Meloni sull'Ucraina, sostegno a Kiev e richiesta all'Ue di un rappresentante unico per i negoziati
Giorgia Meloni conferma il sostegno italiano all’Ucraina e chiede all’Unione europea una figura unica per rappresentare gli interessi comuni nei futuri negoziati con la Russia, mantenendo alta la pressione su Mosca.
Il governo italiano continuerà a sostenere l’Ucraina e ritiene necessario mantenere la pressione politica ed economica sulla Russia. Lo ha ribadito la presidente del Consiglio Giorgia Meloni intervenendo alla Camera in vista del prossimo Consiglio europeo, confermando che la posizione dell’Italia sul conflitto non subirà cambiamenti.
Secondo Meloni, la Russia non è riuscita a raggiungere gli obiettivi militari prefissati nonostante oltre quattro anni di guerra. La premier ha attribuito questo risultato alla resistenza della popolazione ucraina e all’aiuto ricevuto da Kiev da parte dei partner europei e occidentali, tra cui l’Italia.
Nel suo intervento ha ricordato che le offensive annunciate da Mosca negli ultimi mesi non hanno prodotto avanzamenti significativi sul terreno. Ha inoltre denunciato i continui attacchi contro la popolazione civile ucraina, gli ultimatum rivolti a Kiev e le violazioni dello spazio aereo dell’Unione europea e della Nato, citando episodi che hanno coinvolto anche la Romania. Azioni che il governo italiano considera inaccettabili e che continua a condannare.
L’Italia, ha spiegato la presidente del Consiglio, prosegue il proprio impegno a favore della difesa ucraina, del sistema energetico del Paese, della sicurezza delle centrali nucleari e dei programmi di ricostruzione. In quest’ottica Roma sostiene anche il ventesimo pacchetto di sanzioni europee contro Mosca. Per Meloni, fino a quando il Cremlino non accetterà un cessate il fuoco e un confronto concreto, la pressione internazionale dovrà restare elevata.
La premier ha però precisato che la sola fermezza non è sufficiente.

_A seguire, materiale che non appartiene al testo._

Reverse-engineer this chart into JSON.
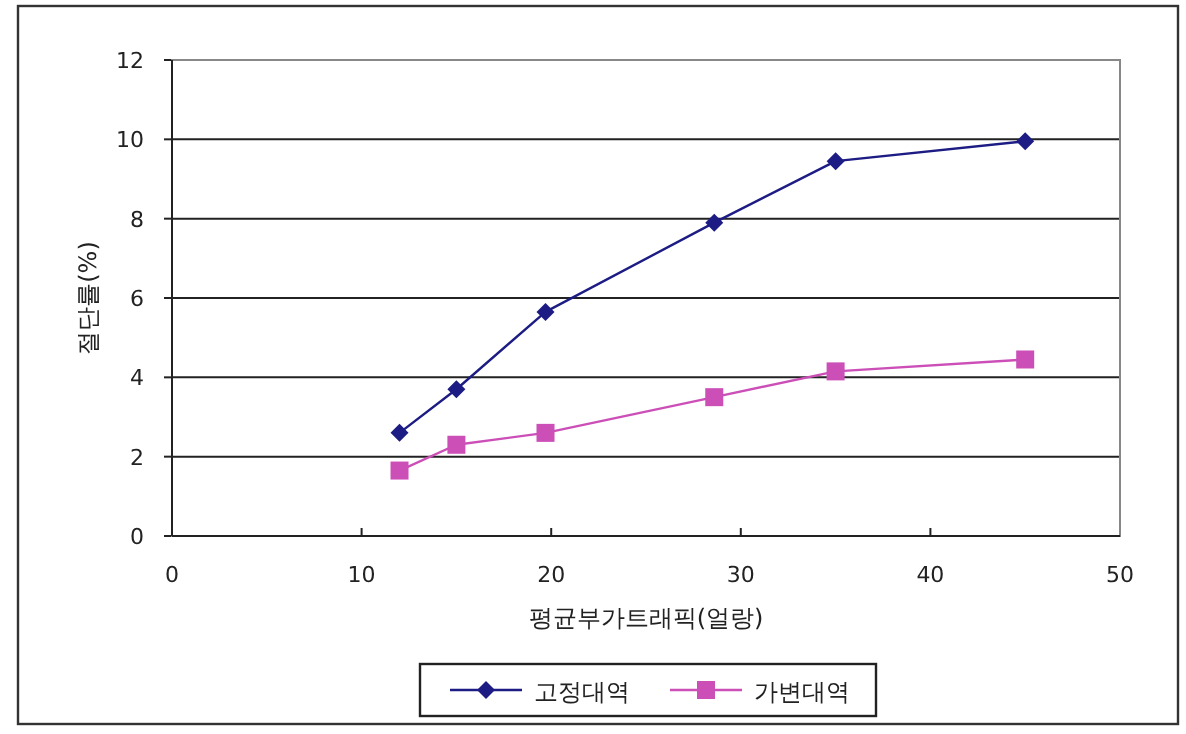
{
  "chart_data": {
    "type": "line",
    "xlabel": "평균부가트래픽(얼랑)",
    "ylabel": "절단률(%)",
    "x": [
      12,
      15,
      19.7,
      28.6,
      35,
      45
    ],
    "series": [
      {
        "name": "고정대역",
        "color": "#1c1c84",
        "marker": "diamond",
        "values": [
          2.6,
          3.7,
          5.65,
          7.9,
          9.45,
          9.95
        ]
      },
      {
        "name": "가변대역",
        "color": "#cc4fb8",
        "marker": "square",
        "values": [
          1.65,
          2.3,
          2.6,
          3.5,
          4.15,
          4.45
        ]
      }
    ],
    "xlim": [
      0,
      50
    ],
    "ylim": [
      0,
      12
    ],
    "xticks": [
      0,
      10,
      20,
      30,
      40,
      50
    ],
    "yticks": [
      0,
      2,
      4,
      6,
      8,
      10,
      12
    ],
    "grid": "y",
    "legend": "bottom"
  }
}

A suo giudizio serve una strategia di lungo periodo che comprenda garanzie di sicurezza per l’Ucraina e una nuova architettura europea capace di garantire stabilità duratura. Un percorso che richiede collaborazione con gli Stati Uniti e il mantenimento dell’unità euro-atlantica.
Meloni ha inoltre sostenuto che l’Europa debba avere un ruolo diretto nei futuri negoziati tra Kiev e Mosca. Molte delle questioni che potrebbero emergere da un eventuale accordo di pace riguardano infatti il continente europeo e, secondo la presidente del Consiglio, non possono essere lasciate esclusivamente ad altri interlocutori.
Per questo motivo ha rilanciato la proposta di nominare una figura autorevole incaricata di rappresentare l’intera Unione europea al tavolo delle trattative. La presenza di formati diversi e non condivisi da tutti gli Stati membri, ha osservato, rischia di indebolire la posizione europea e di generare frammentazione.
Nel passaggio finale del suo intervento, Meloni ha affrontato anche il tema dell’integrazione europea dell’Ucraina. Ha riconosciuto i progressi compiuti da Kiev, ricordando però che il processo di adesione dovrà continuare attraverso le riforme richieste, in particolare sullo Stato di diritto e sul contrasto alla corruzione. L’Italia, ha assicurato, continuerà a sostenere questo percorso nel rispetto delle stesse regole applicate agli altri Paesi candidati, compresi la Moldova e gli Stati dei Balcani occidentali.